Berlin (dpa) Die Digitalisierung der Verwaltungsdienstleistungen in Deutschland kommt langsamer als versprochen voran. Das geht aus einer Antwort der Bundesregierung auf eine Kleine Anfrage der Linksfraktion im Bundestag hervor.
Demnach ist es unwahrscheinlich, dass besonders häufig angefragte Dienstleistungen, wie von Bund und Ländern in Aussicht gestellt, bis Ende 2022 online erledigt werden können. Dazu gehören Verwaltungsvorgänge wie die Anmeldung eines Wohnsitzes, eine Eheschließung, die Beantragung eines neuen Personalausweises, die An- und Ummeldung eines Kraftfahrzeuges oder das Ausstellen einer Meldebescheinigung. Zuerst hatte das ARD-Hauptstadtbüro darüber berichtet.
Bund und Länder hatten eigentlich fünf Jahre Zeit, um ihre Verwaltungsdienstleistungen zu digitalisieren. Dazu sollte das Onlinezugangsgesetz (OZG) dienen, das im August 2017 vom Bundestag beschlossen wurde. Es gab den Ländern fünf Jahre Zeit, alle 575 Verwaltungsdienstleistungen zu digitalisieren und online anzubieten.
Da sich bereits Anfang 2022 abzeichnete, dass dieses Ziel bis zum Jahresende nicht zu erreichen war, hatten sich Bund und Länder im Mai darauf geeinigt, dass bis Ende des Jahres immerhin 35 besonders relevante Verwaltungsdienstleistungen (Booster-Leistungen) online nutzbar sein sollen. Die aktuelle Antwort der Bundesregierung legt allerdings den Rückschluss nahe, dass selbst dieses abgespeckte Ziel nicht zu schaffen ist. In dem Schreiben des Bundesinnenministeriums heißt es, dass bislang nicht mal die Hälfte der geplanten 35 „Booster“-Dienste für Bürgerinnen und Bürger umgesetzt sind.
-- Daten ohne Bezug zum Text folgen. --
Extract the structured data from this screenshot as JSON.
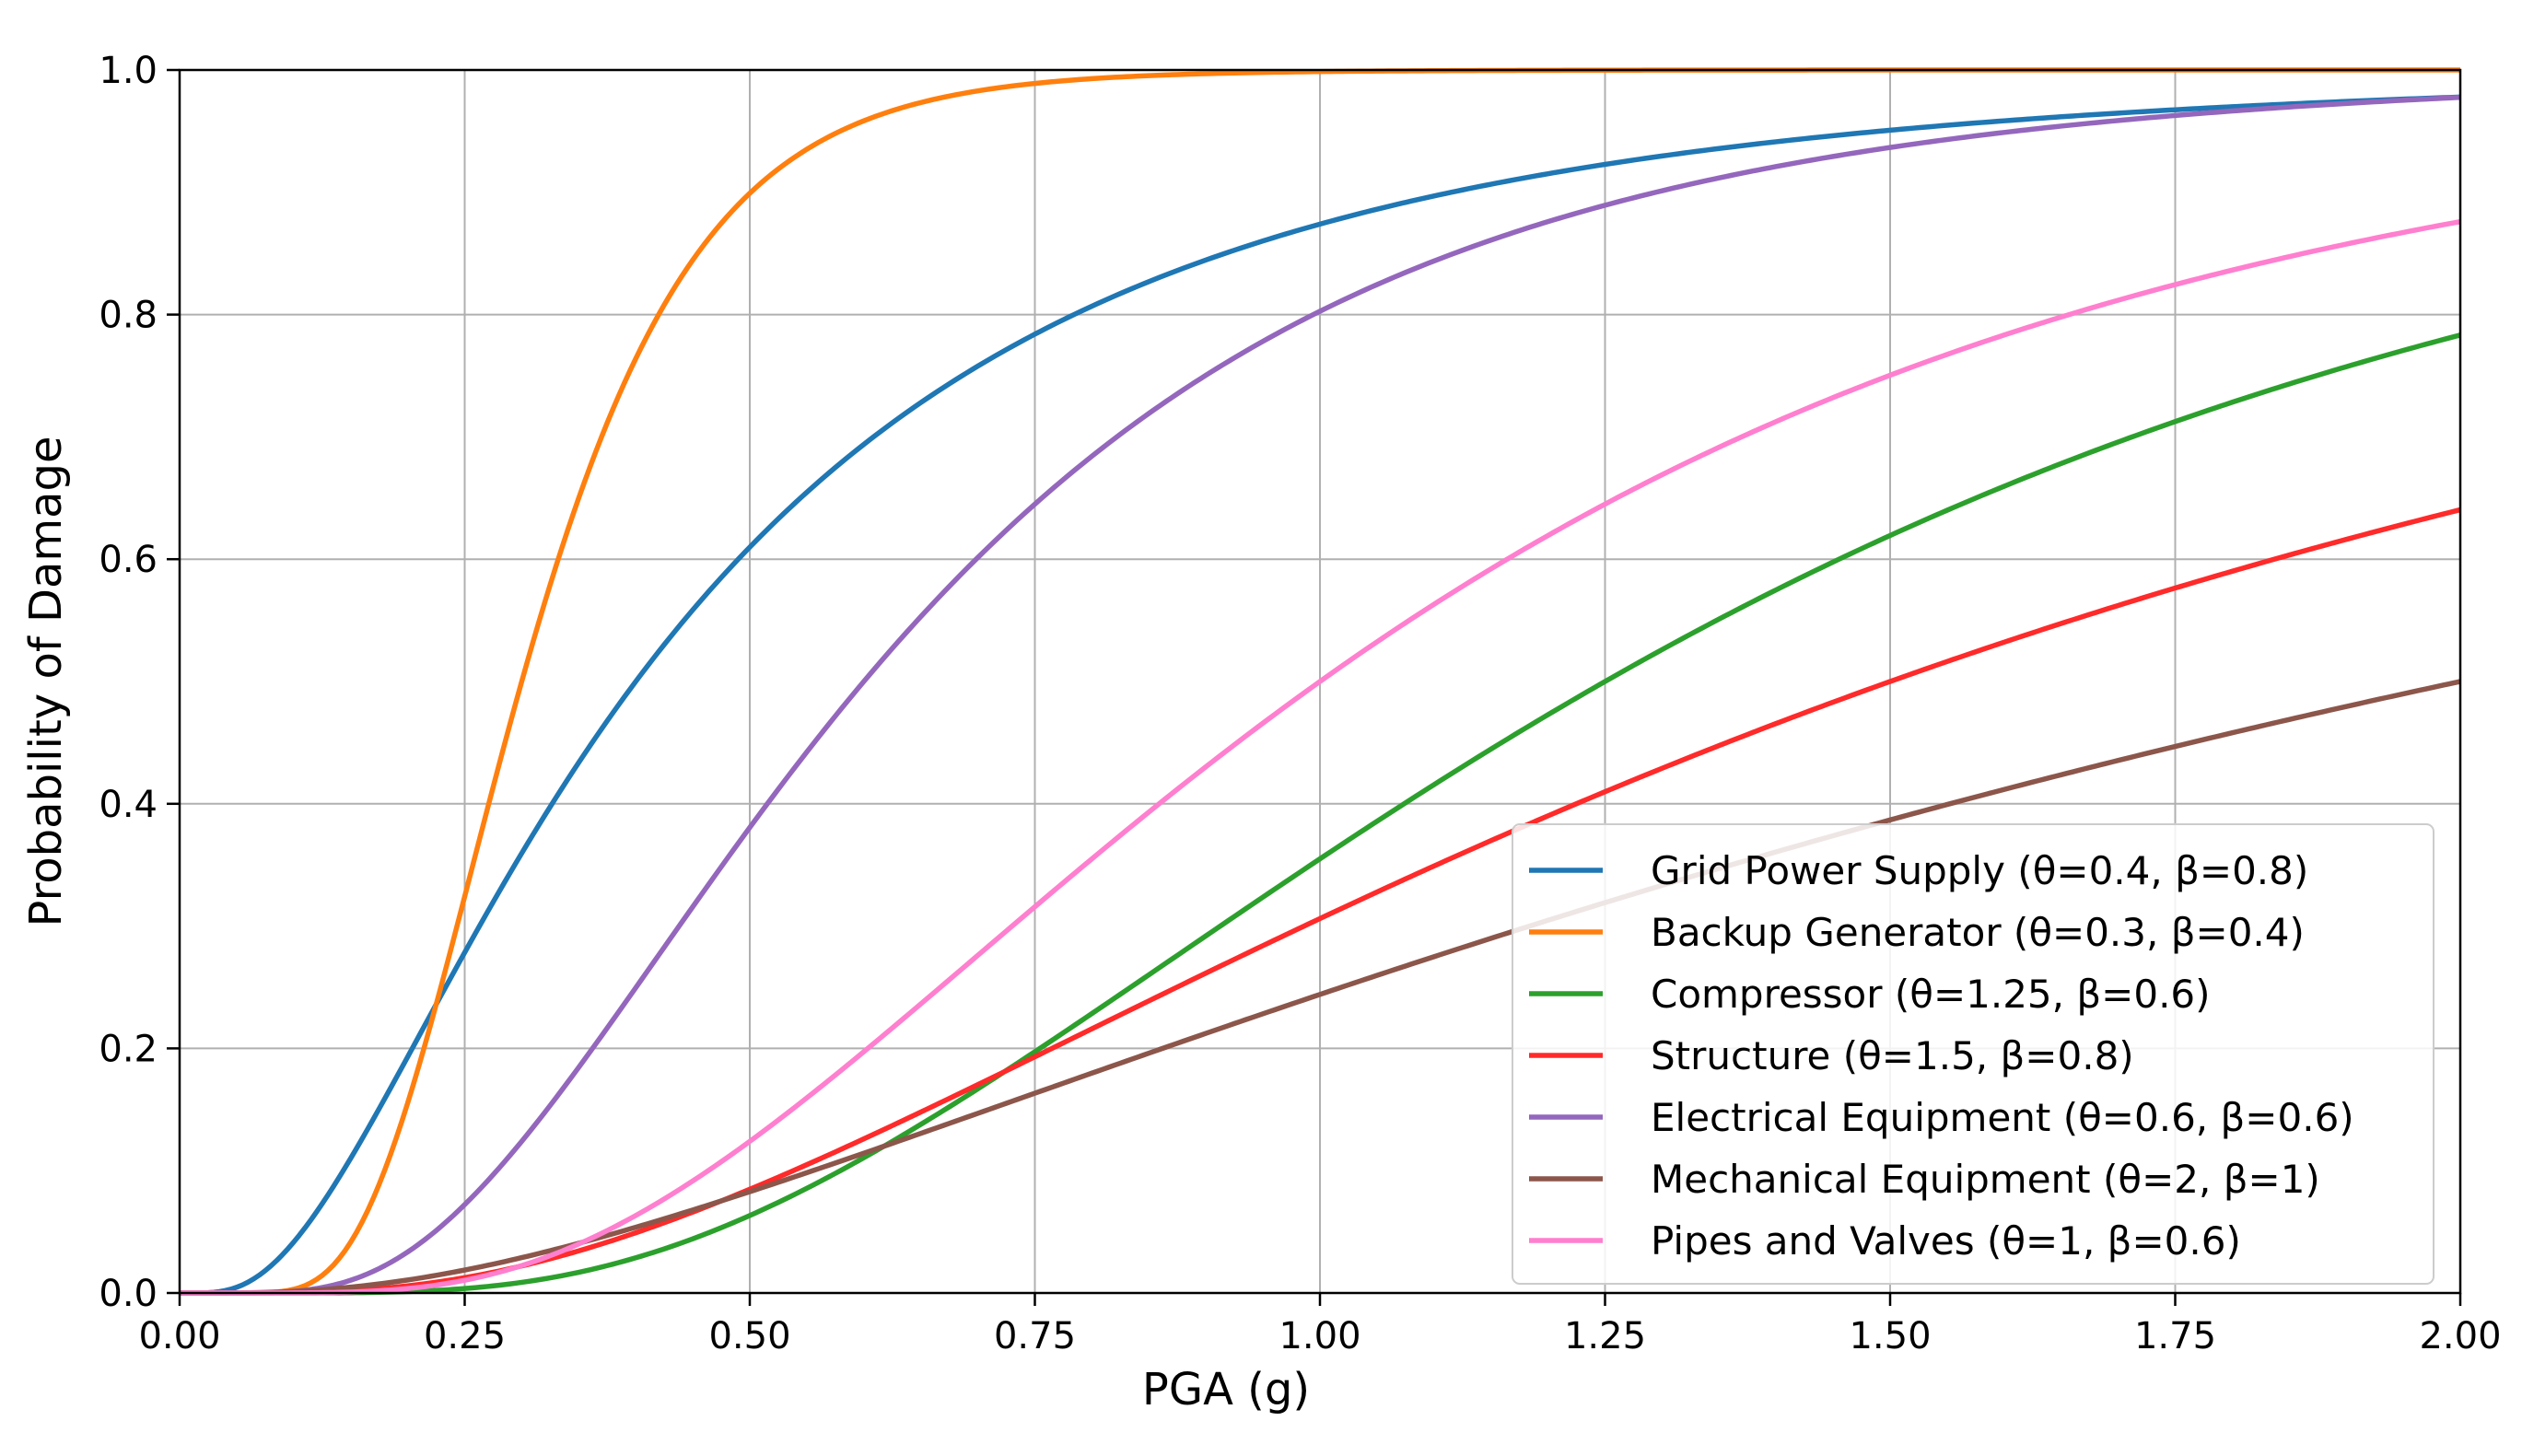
{
  "chart_data": {
    "type": "line",
    "title": "",
    "xlabel": "PGA (g)",
    "ylabel": "Probability of Damage",
    "xlim": [
      0,
      2
    ],
    "ylim": [
      0,
      1
    ],
    "grid": true,
    "legend_position": "lower-right",
    "x_ticks": [
      0,
      0.25,
      0.5,
      0.75,
      1.0,
      1.25,
      1.5,
      1.75,
      2.0
    ],
    "x_tick_labels": [
      "0.00",
      "0.25",
      "0.50",
      "0.75",
      "1.00",
      "1.25",
      "1.50",
      "1.75",
      "2.00"
    ],
    "y_ticks": [
      0,
      0.2,
      0.4,
      0.6,
      0.8,
      1.0
    ],
    "y_tick_labels": [
      "0.0",
      "0.2",
      "0.4",
      "0.6",
      "0.8",
      "1.0"
    ],
    "curve_model": "lognormal cumulative distribution: P = Phi(ln(x / theta) / beta)",
    "series": [
      {
        "name": "Grid Power Supply (θ=0.4, β=0.8)",
        "theta": 0.4,
        "beta": 0.8,
        "color": "#1f77b4"
      },
      {
        "name": "Backup Generator (θ=0.3, β=0.4)",
        "theta": 0.3,
        "beta": 0.4,
        "color": "#ff7f0e"
      },
      {
        "name": "Compressor (θ=1.25, β=0.6)",
        "theta": 1.25,
        "beta": 0.6,
        "color": "#2ca02c"
      },
      {
        "name": "Structure (θ=1.5, β=0.8)",
        "theta": 1.5,
        "beta": 0.8,
        "color": "#ff2a2a"
      },
      {
        "name": "Electrical Equipment (θ=0.6, β=0.6)",
        "theta": 0.6,
        "beta": 0.6,
        "color": "#9467bd"
      },
      {
        "name": "Mechanical Equipment (θ=2, β=1)",
        "theta": 2,
        "beta": 1,
        "color": "#8c564b"
      },
      {
        "name": "Pipes and Valves (θ=1, β=0.6)",
        "theta": 1,
        "beta": 0.6,
        "color": "#ff7fcf"
      }
    ]
  }
}
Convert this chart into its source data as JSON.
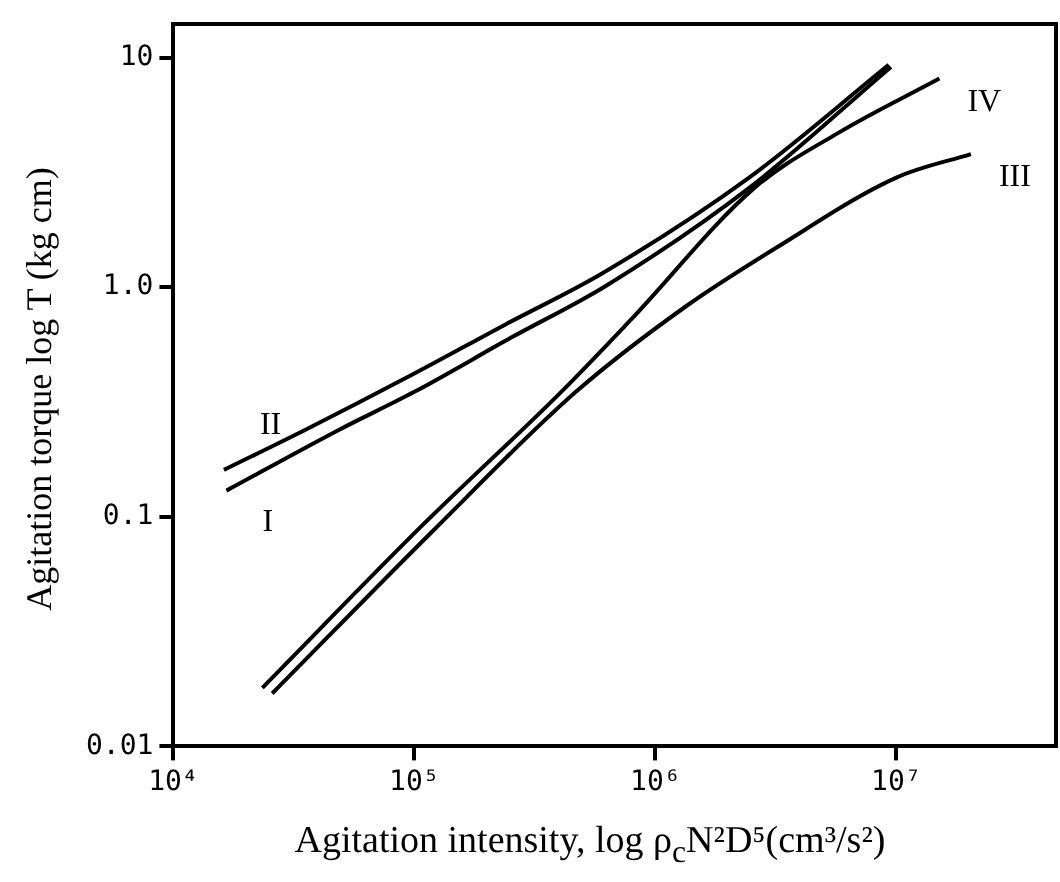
{
  "chart_data": {
    "type": "line",
    "xlabel": "Agitation intensity, log ρ$_{c}$N²D⁵(cm³/s²)",
    "ylabel": "Agitation torque log T (kg cm)",
    "log": "xy",
    "grid": false,
    "legend": false,
    "marker": "none",
    "line_style": "solid",
    "xlim": [
      10000,
      46000000
    ],
    "ylim": [
      0.01,
      14
    ],
    "xticks": [
      {
        "value": 10000,
        "label": "10⁴"
      },
      {
        "value": 100000,
        "label": "10⁵"
      },
      {
        "value": 1000000,
        "label": "10⁶"
      },
      {
        "value": 10000000,
        "label": "10⁷"
      }
    ],
    "yticks": [
      {
        "value": 0.01,
        "label": "0.01"
      },
      {
        "value": 0.1,
        "label": "0.1"
      },
      {
        "value": 1,
        "label": "1.0"
      },
      {
        "value": 10,
        "label": "10"
      }
    ],
    "series": [
      {
        "name": "I",
        "color": "#000000",
        "x": [
          16600,
          49000,
          100000,
          250000,
          630000,
          2500000,
          9500000
        ],
        "values": [
          0.13,
          0.24,
          0.35,
          0.6,
          1.02,
          2.75,
          9.1
        ]
      },
      {
        "name": "II",
        "color": "#000000",
        "x": [
          16200,
          35500,
          95500,
          240000,
          603000,
          2450000,
          9300000
        ],
        "values": [
          0.16,
          0.24,
          0.41,
          0.69,
          1.15,
          3.0,
          9.3
        ]
      },
      {
        "name": "III",
        "color": "#000000",
        "x": [
          25700,
          117000,
          468000,
          1350000,
          3160000,
          10000000,
          20400000
        ],
        "values": [
          0.017,
          0.085,
          0.35,
          0.83,
          1.48,
          3.0,
          3.8
        ]
      },
      {
        "name": "IV",
        "color": "#000000",
        "x": [
          23400,
          107000,
          407000,
          790000,
          2570000,
          5750000,
          15100000
        ],
        "values": [
          0.018,
          0.091,
          0.35,
          0.72,
          2.7,
          4.7,
          8.1
        ]
      }
    ]
  }
}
Die digitalpolitische Sprecherin der Linksfraktion, Anke Domscheit-Berg, warf den Regierungen im Bund und den Ländern vor, bei der Digitalisierung falsche Schwerpunkte zu setzen. So stehe die Beantragung eines Waffenscheins auf der Liste der Verwaltungsdienstleistungen, die mit Hochdruck umzusetzen seien. Bund, Länder und Kommunen müssten sich aber vielmehr auf die Bereiche fokussieren, die tatsächlich relevant seien, beispielsweise die Möglichkeit, den Wohnsitz digital umzumelden.
Domscheit-Berg kritisierte außerdem, dass es keine zentrale Anlaufstelle für Bürgerinnen und Bürger gebe, wo man den Stand der Digitalisierung bis auf einzelne Kommunen heruntergebrochen sehen könne. Das existierende „Dashboard“ zum Stand der Digitalisierung sei fehlerhaft und unvollständig.